Morning pages work superbly. Except when they don’t. Two problems I encountered and how I overcame them (for now)
I first started using morning pages (as defined by Julia Cameron and the often overlooked Mark Bryan) when I picked up a copy of The Artist’s Way at the MPH bookstore in Singapore in 1995. Since then I have returned to them off and on. Mostly off, to be honest.
Until relatively recently, that is, when I began a regular daily habit of doing them. Doing them hard. My streak of pages is now well past the 18 month mark. That is impressive, I think. Well, it impresses the hell out of me.
In The Artist’s Way, it’s suggested that three pages — handwritten — is the optimum to aim for. I use my Mac now and I’ve translated three pages to mean 1,000 words. I think that’s about right. It also means that I can store the pages and look back at them. This may not be strictly in keeping with the discard ethos of Cameron and Bryan’s approach but I find there is the occasional spark in there. And when I wrote the pages by hand all those sparks burned only briefly because I couldn’t read my handwriting.
The pages, then, are working for me. To an extent.
Yes, there is a but, as with every useful practice. If the purpose is to clear the shit from your brains on a daily basis, I either have more shit stored in my head than an archipelago of guano islands or I’m plain doing it wrong. I suspect it’s a combination of both.
I can’t do anything about the shit for brains — except write more morning pages and there is only one morning each day where I live — but I can look at the process.
And therein lies the first problem. Time.
Not the time taken to write the pages but the time when I write them. That’s important. The time I take to write the pages is fairly constant. I stick to the rule, for the most part, of writing without stopping. Of typing without stopping. I plough through the typos and ignore the red wavy lines under the words in question until I get to the end and run the spell checker. (I use Scrivener, by the way.)
No, the issue is if I don’t get to the pages first thing. I find that if I sleep late and the day starts with me having to rush out or get things done in the house and leave the pages until later, I’m no longer clearing out the shit but I’ve somehow switched to diary mode. I start narrating the previous day. That slows me down a little and I find myself thinking more than I should and, by the time I get to the end, I feel dissatisfied. The purge has not really worked.

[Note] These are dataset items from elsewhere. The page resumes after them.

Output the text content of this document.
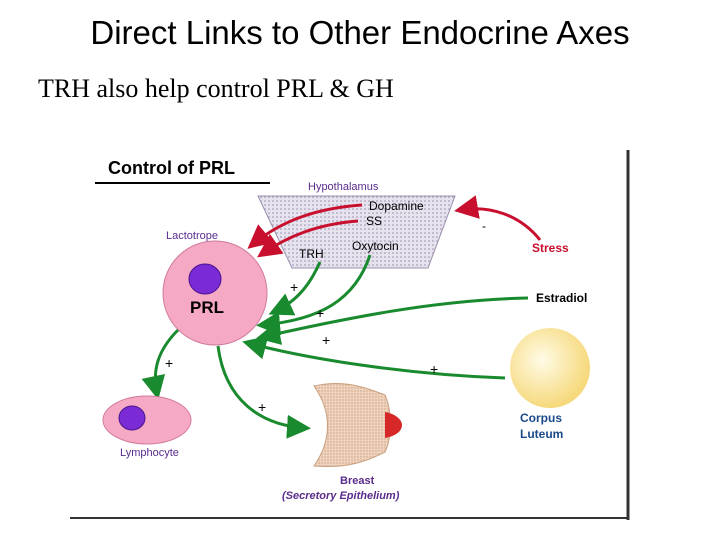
Direct Links to Other Endocrine Axes
TRH also help control PRL & GH
Control of PRL
Hypothalamus
Dopamine
SS
TRH
Oxytocin
Lactotrope
PRL
-
Stress
+
+
+
Estradiol
+
Corpus
Luteum
+
+
Lymphocyte
Breast
(Secretory Epithelium)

In short, the morning pages are no longer morning pages.
So the solution to this is to make sure, as much as humanly possible, that opening Scrivener and starting to type is the first action I do when I get up. That may make me sound a real sad sack but here’s the thing; although the quality of what I write is much worse when I simply let it pour out, its effects are much better for the rest of the day. Counter-intuitive, perhaps. But it’s worth remembering that the purpose of the pages is not to produce deathless prose but to remove the barriers that stop your ‘real’ writing happening.
Which brings me to problem two.
With 1,000 words written in the morning, there is a temptation to believe that writing for the day is done. A daily word count over many months of 1,000 words a day is serious production, after all. We’re talking close to the weight of six books. Hail my output.

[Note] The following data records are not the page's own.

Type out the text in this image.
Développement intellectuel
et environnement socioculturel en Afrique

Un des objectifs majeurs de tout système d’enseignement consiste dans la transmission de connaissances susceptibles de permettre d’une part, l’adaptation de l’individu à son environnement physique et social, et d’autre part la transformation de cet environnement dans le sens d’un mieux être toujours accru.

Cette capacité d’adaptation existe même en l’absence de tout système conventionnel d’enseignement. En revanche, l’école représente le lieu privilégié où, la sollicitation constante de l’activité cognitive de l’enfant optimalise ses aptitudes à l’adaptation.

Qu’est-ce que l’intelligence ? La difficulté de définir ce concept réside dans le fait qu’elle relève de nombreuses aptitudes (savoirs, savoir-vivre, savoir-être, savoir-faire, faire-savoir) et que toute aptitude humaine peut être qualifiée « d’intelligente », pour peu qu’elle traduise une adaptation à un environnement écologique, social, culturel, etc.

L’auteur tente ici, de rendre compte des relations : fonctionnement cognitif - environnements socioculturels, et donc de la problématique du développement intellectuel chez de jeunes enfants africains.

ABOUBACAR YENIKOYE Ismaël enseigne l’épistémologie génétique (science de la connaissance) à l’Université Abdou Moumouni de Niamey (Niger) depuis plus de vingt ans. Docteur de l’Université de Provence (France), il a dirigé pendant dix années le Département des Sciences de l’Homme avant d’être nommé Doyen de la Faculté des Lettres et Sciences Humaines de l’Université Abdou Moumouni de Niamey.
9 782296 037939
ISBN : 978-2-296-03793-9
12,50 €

But of course, as we’ve established, the pages for the most part contain shit. And are meant to. And yet it feels like production.
How, then, to conquer this conundrum? What is the best way to use the pages to stimulate further work without being sucked into believing that they count towards your daily word count target?
Simple answer: I don’t know. But what I have tried to do recently — and it seems to be working — is that I refuse to count the 1,000 words in any adding up of a day’s work. I have a target for the day and counting only starts when I have hit the 1,000 word mark on the pages.
The best thing is that there is no temptation to skip the pages because that is now a habit and it feels as much part of getting ready for the day as brushing my teeth. It also gets my increasingly arthritic fingers moving on the keyboard and has me sitting at my desk. It’s the rather more pleasant equivalent of the daily commute.
I’m glad I’ve overcome those glitches in my process — for now, at least — because the sensible part of me realised their worth while the bitter and twisted part of me was getting increasingly resentful towards the pages.
Even when I don’t get it right and the negative feelings start to surface, at least I know what’s happening now and I can look to myself and what I’m doing rather than trying to pick holes in a practise that has proven itself to be of benefit.
And now to bed. I need to be up early to get stuck into my morning pages.